Raw Oysters on the Half Shell
Raw oysters on the half shell are traditionally served chilled, freshly shucked and with cocktail sauce and saltine crackers as accompaniment.
Cheese cloth for making 6 lemons wraps
Dipping sauce – Louisiana hot sauce
White Horseradish Sauce
36 shucked fresh oysters, in their bottom shells with their juices
Fresh parsley springs, for garnish
- Lemon wraps keep seeds out of the lemon juice and direct it onto the food rather than into your dinner partner’s eyes.
- Make 6 lemon wraps by first rolling the 3 lemons on the countertop or other hard surface, pressing down with the heel of your hand to release the juices.
- Cut each lemon in half.
- Place each half, cut side down, on a 4-inch square of cheesecloth.
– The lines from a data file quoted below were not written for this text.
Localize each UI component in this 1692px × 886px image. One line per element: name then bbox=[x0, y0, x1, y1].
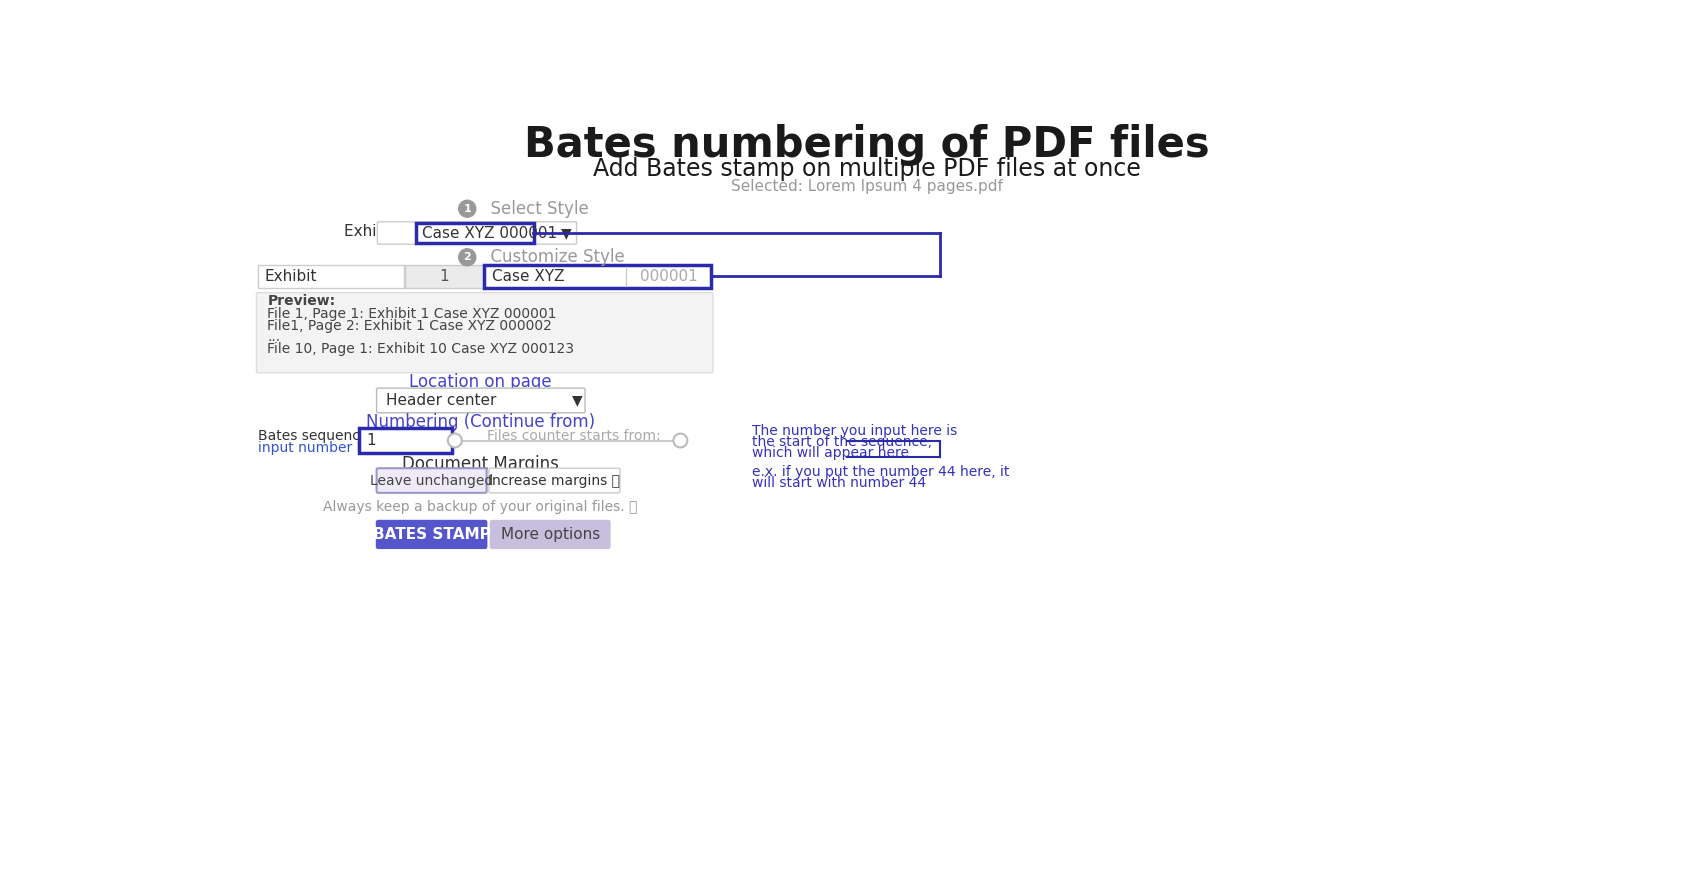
Text: File 1, Page 1: Exhibit 1 Case XYZ 000001: File 1, Page 1: Exhibit 1 Case XYZ 00000… bbox=[267, 307, 557, 322]
Circle shape bbox=[448, 433, 462, 447]
Text: 000001: 000001 bbox=[640, 269, 697, 284]
Text: Leave unchanged: Leave unchanged bbox=[371, 473, 494, 487]
Text: Exhibit: Exhibit bbox=[264, 269, 316, 284]
FancyBboxPatch shape bbox=[376, 520, 487, 549]
FancyBboxPatch shape bbox=[377, 388, 585, 413]
Circle shape bbox=[459, 200, 475, 217]
Text: ...: ... bbox=[267, 330, 281, 345]
Text: Bates sequence starts from: Bates sequence starts from bbox=[257, 429, 450, 443]
Text: BATES STAMP: BATES STAMP bbox=[372, 527, 491, 542]
Text: Select Style: Select Style bbox=[479, 199, 589, 218]
FancyBboxPatch shape bbox=[377, 222, 577, 245]
FancyBboxPatch shape bbox=[406, 265, 482, 288]
Text: Case XYZ 000001: Case XYZ 000001 bbox=[423, 226, 557, 241]
Text: Always keep a backup of your original files. ⓘ: Always keep a backup of your original fi… bbox=[323, 500, 638, 514]
Text: File1, Page 2: Exhibit 1 Case XYZ 000002: File1, Page 2: Exhibit 1 Case XYZ 000002 bbox=[267, 319, 552, 333]
Text: Document Margins: Document Margins bbox=[403, 455, 558, 472]
Text: Header center: Header center bbox=[386, 393, 496, 408]
Text: Numbering (Continue from): Numbering (Continue from) bbox=[365, 413, 596, 431]
Text: The number you input here is: The number you input here is bbox=[753, 424, 958, 439]
FancyBboxPatch shape bbox=[416, 223, 535, 243]
Text: Add Bates stamp on multiple PDF files at once: Add Bates stamp on multiple PDF files at… bbox=[594, 158, 1140, 182]
FancyBboxPatch shape bbox=[484, 265, 711, 288]
Text: Increase margins ⓘ: Increase margins ⓘ bbox=[487, 473, 619, 487]
Text: Case XYZ: Case XYZ bbox=[492, 269, 565, 284]
Text: File 10, Page 1: Exhibit 10 Case XYZ 000123: File 10, Page 1: Exhibit 10 Case XYZ 000… bbox=[267, 342, 574, 356]
Text: Location on page: Location on page bbox=[409, 373, 552, 391]
Text: will start with number 44: will start with number 44 bbox=[753, 476, 927, 490]
Text: ▼: ▼ bbox=[562, 226, 572, 240]
Text: e.x. if you put the number 44 here, it: e.x. if you put the number 44 here, it bbox=[753, 465, 1010, 479]
Text: Exhibit 1: Exhibit 1 bbox=[345, 223, 411, 238]
Text: which will appear here: which will appear here bbox=[753, 446, 909, 460]
Text: Files counter starts from:: Files counter starts from: bbox=[487, 429, 660, 443]
Text: input number here:: input number here: bbox=[257, 441, 393, 455]
Text: ▼: ▼ bbox=[572, 393, 582, 408]
FancyBboxPatch shape bbox=[489, 468, 619, 493]
Text: Selected: Lorem Ipsum 4 pages.pdf: Selected: Lorem Ipsum 4 pages.pdf bbox=[731, 179, 1003, 194]
Circle shape bbox=[459, 249, 475, 266]
Text: the start of the sequence,: the start of the sequence, bbox=[753, 435, 932, 449]
FancyBboxPatch shape bbox=[489, 520, 611, 549]
Text: 2: 2 bbox=[464, 253, 470, 262]
Text: 1: 1 bbox=[367, 433, 376, 448]
Text: Preview:: Preview: bbox=[267, 294, 335, 308]
FancyBboxPatch shape bbox=[257, 292, 712, 373]
Circle shape bbox=[673, 433, 687, 447]
FancyBboxPatch shape bbox=[359, 428, 452, 453]
FancyBboxPatch shape bbox=[257, 265, 404, 288]
Text: Bates numbering of PDF files: Bates numbering of PDF files bbox=[525, 124, 1210, 166]
Text: 1: 1 bbox=[440, 269, 448, 284]
Text: More options: More options bbox=[501, 527, 599, 542]
Text: 1: 1 bbox=[464, 204, 470, 214]
Text: Customize Style: Customize Style bbox=[479, 248, 624, 266]
FancyBboxPatch shape bbox=[377, 468, 487, 493]
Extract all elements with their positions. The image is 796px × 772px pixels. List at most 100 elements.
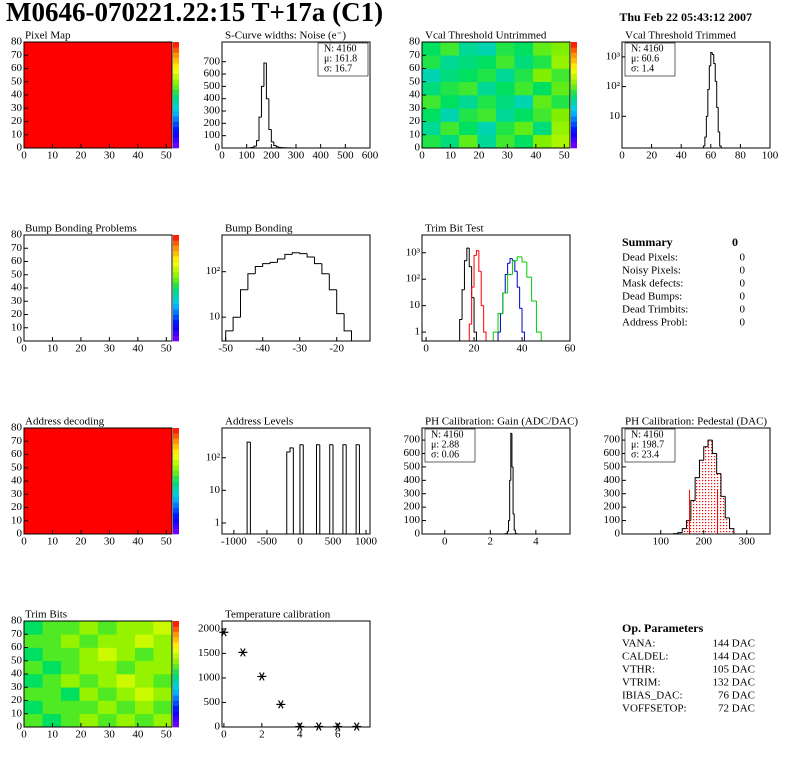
marker-stroke bbox=[278, 700, 284, 709]
x-tick-label: 6 bbox=[335, 729, 341, 741]
y-tick-label: 20 bbox=[11, 115, 23, 127]
color-scale bbox=[173, 137, 179, 143]
y-tick-label: 10² bbox=[606, 80, 621, 92]
histogram-bin bbox=[329, 444, 333, 534]
parameter-label: VANA: bbox=[622, 638, 655, 650]
y-tick-label: 40 bbox=[11, 89, 23, 101]
histogram-bin bbox=[463, 260, 467, 290]
color-scale bbox=[173, 449, 179, 455]
histogram-bin bbox=[719, 131, 722, 148]
heatmap-cell bbox=[135, 700, 154, 715]
color-scale bbox=[173, 52, 179, 59]
histogram-bin bbox=[681, 528, 687, 533]
histogram-bin bbox=[306, 253, 315, 258]
histogram-bin bbox=[516, 256, 523, 261]
y-tick-label: 70 bbox=[11, 49, 23, 61]
x-tick-label: -500 bbox=[257, 536, 278, 548]
color-scale bbox=[571, 142, 577, 149]
histogram-bin bbox=[256, 140, 259, 147]
y-tick-label: 200 bbox=[204, 117, 221, 129]
histogram-bin bbox=[519, 287, 523, 309]
color-scale bbox=[173, 47, 179, 53]
heatmap-cell bbox=[422, 108, 441, 122]
color-scale bbox=[173, 523, 179, 529]
summary-value: 0 bbox=[740, 265, 746, 277]
histogram-bin bbox=[273, 141, 277, 147]
color-scale bbox=[571, 121, 577, 128]
histogram-bin bbox=[343, 313, 352, 341]
stats-line: μ: 198.7 bbox=[631, 439, 664, 450]
y-tick-label: 80 bbox=[11, 422, 23, 434]
color-scale bbox=[173, 266, 179, 273]
parameter-label: VOFFSETOP: bbox=[622, 703, 687, 715]
y-tick-label: 400 bbox=[604, 474, 621, 486]
color-scale bbox=[173, 235, 179, 241]
histogram-bin bbox=[258, 116, 262, 141]
heatmap-cell bbox=[459, 108, 478, 122]
x-tick-label: 30 bbox=[104, 729, 116, 741]
x-tick-label: 4 bbox=[297, 729, 303, 741]
color-scale bbox=[173, 309, 179, 315]
color-scale bbox=[173, 679, 179, 685]
histogram-bin bbox=[698, 459, 704, 478]
histogram-bin bbox=[342, 444, 347, 534]
x-tick-label: 40 bbox=[676, 150, 688, 162]
histogram-bin bbox=[459, 318, 463, 341]
heatmap-cell bbox=[459, 68, 478, 83]
color-scale bbox=[173, 636, 179, 643]
x-tick-label: 1000 bbox=[355, 536, 378, 548]
y-tick-label: 70 bbox=[409, 49, 421, 61]
histogram-bin bbox=[270, 129, 274, 143]
chart-title: Bump Bonding Problems bbox=[25, 223, 137, 235]
frame bbox=[621, 427, 771, 535]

- Gather the cheesecloth up above the lemon half and tie the cloth with a bit of string.
- Fill each of six shallow soup plates or tin pie plates with a 3/4-inch layer of crushed ice.
- Position a small cup for a dipping sauce in the center of each plate and arrange 6 raw oysters in their shells around it.
- Place each soup or pie plate of oysters on a large dinner plate.
- Garnish each serving with a lemon wrap and a sprig or two of parsley.
- Serve with saltine crackers and, if desired, butter pats, as well as a bottle of optional Louisiana-style hot pepper sauce.